Si è tatuato il ponte Morandi di Genova spaccato a metà sulla sua gamba destra. Nella parte alta c’è un lampo che lo attraversa, poi la didascalia: “A volte basta un attimo per scordare una vita, ma a volte non basta una vita per scordare un attimo", citazione di Jim Morrison. Fabio Verace, 57enne di Lagaccio, ha voluto immortalare per sempre sulla sua pelle il viadotto del Polcevera dove è avvenuto la tragedia dello scorso 14 agosto. “Sarà per tutta la vita un ricordo, un brutto ricordo ma che mi fa sentire fortunato – spiega al Secolo XIXQuel giorno io sono rinato, come tutti i genovesi. Il mio tatuaggio è un gesto d'orgoglio, Genova deve rialzarsi e deve reagire. È importante che nessuno dimentichi”. Fabio quel giorno si trovava a Napoli e ha saputo della drammatica notizia al telefono dal padre. Ha cominciato a piangere: “Sembravo un bambino e tutti mi abbracciavano facendomi le condoglianze. Tornando a Genova in aereo, durante l'atterraggio, vidi il ponte spezzato dal finestrino e ancora non riuscivo a farmene capace. Poi decisi che quell'immagine l'avrei per sempre immortalata sulla mia pelle”.
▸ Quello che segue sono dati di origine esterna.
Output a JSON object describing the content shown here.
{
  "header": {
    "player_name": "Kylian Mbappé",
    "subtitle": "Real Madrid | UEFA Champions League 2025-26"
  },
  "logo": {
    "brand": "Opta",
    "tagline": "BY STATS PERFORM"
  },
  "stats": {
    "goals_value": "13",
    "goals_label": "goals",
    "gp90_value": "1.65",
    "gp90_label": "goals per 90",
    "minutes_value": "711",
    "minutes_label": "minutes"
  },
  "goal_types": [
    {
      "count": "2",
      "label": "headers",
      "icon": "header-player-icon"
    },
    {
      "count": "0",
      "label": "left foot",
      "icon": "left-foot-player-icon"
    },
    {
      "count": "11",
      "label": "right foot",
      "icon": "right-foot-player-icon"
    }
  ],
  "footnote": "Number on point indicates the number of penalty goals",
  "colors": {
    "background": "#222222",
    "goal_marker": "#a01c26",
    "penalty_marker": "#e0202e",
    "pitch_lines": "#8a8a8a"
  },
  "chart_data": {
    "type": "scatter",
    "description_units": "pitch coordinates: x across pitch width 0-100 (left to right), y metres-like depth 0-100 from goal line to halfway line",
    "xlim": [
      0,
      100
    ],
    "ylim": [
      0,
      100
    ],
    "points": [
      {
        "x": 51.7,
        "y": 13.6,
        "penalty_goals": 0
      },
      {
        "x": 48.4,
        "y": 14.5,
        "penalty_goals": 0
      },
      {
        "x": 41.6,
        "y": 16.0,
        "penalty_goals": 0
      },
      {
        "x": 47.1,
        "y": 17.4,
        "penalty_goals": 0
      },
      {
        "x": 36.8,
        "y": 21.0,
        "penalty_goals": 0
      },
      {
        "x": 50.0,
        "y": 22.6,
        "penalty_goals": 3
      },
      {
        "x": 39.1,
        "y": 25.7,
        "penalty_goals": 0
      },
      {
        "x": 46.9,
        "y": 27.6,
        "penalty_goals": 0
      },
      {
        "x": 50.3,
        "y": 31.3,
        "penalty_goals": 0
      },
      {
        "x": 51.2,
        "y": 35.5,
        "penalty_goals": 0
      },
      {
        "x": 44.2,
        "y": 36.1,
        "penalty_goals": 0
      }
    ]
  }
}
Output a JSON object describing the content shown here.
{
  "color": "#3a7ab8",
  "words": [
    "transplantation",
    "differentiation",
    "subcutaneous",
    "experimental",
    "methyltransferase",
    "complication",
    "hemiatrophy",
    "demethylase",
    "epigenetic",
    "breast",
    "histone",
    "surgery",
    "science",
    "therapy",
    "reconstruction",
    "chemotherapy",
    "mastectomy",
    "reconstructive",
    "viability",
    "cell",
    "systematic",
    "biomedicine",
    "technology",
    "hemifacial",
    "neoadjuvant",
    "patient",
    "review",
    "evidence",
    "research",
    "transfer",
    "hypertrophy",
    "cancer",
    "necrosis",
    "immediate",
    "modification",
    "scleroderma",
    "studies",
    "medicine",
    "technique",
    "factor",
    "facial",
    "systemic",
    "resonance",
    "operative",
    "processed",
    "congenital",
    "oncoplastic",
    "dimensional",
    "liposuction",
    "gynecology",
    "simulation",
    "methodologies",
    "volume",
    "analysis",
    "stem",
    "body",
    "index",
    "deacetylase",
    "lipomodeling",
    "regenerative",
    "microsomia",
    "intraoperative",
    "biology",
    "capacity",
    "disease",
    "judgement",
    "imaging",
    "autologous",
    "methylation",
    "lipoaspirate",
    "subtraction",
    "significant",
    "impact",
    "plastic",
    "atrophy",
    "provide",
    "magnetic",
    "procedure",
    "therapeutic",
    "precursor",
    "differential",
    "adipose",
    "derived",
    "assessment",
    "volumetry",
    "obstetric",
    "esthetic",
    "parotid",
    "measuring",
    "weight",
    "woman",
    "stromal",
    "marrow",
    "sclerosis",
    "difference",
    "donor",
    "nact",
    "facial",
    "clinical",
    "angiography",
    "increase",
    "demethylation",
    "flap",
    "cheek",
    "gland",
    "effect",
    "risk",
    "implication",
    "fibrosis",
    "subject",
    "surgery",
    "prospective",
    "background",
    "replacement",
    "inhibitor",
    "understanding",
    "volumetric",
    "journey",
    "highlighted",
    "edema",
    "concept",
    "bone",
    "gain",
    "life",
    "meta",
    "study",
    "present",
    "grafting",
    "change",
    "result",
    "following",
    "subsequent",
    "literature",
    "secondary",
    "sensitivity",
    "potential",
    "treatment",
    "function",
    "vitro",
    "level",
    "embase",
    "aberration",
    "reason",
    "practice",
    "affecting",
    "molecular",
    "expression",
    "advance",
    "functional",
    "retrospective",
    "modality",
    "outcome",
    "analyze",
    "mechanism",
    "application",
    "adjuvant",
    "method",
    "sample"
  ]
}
L’autore del tatuaggio è Marco Firinu, 64 anni, primo artista ad aver aperto un negozio di tatuaggi nel capoluogo ligure, che ha postato la foto della sua ultima opera sui social network. “Ha ricevuto molti più like rispetto alla media degli altri tatuaggi che posto su internet – spiega il tatuatore nel suo studio di via San Siro – tantissime persone mi hanno scritto per complimentarsi e molte altre si sono prenotate per poter realizzare un tatuaggio simile”. Firinu ammette che mai prima di quel momento si era trovato a dover realizzare un'opera di tale carica di emotività: “Quando Fabio mi ha chiesto quel tatuaggio ho provato una forte emozione – confessa l'artista – il crollo del Morandi è stato un evento tragico per noi genovesi, c'è tutt'ora una sorta di spavento, di dolore che ci accompagna ogni giorno”. Marco ricorda la mattina del 14 agosto: “Io ci sono cresciuto in quel quartiere, ho visto quel ponte crescere dalle fondamenta e mi ha accompagnato per tutta l'adolescenza. Per me il ponte ha significato un cambiamento per Genova, ricordo quando la mattina suonavano le sirene delle fabbriche mentre il viadotto prendeva forma, era un'icona della mia gioventù della mia identità”.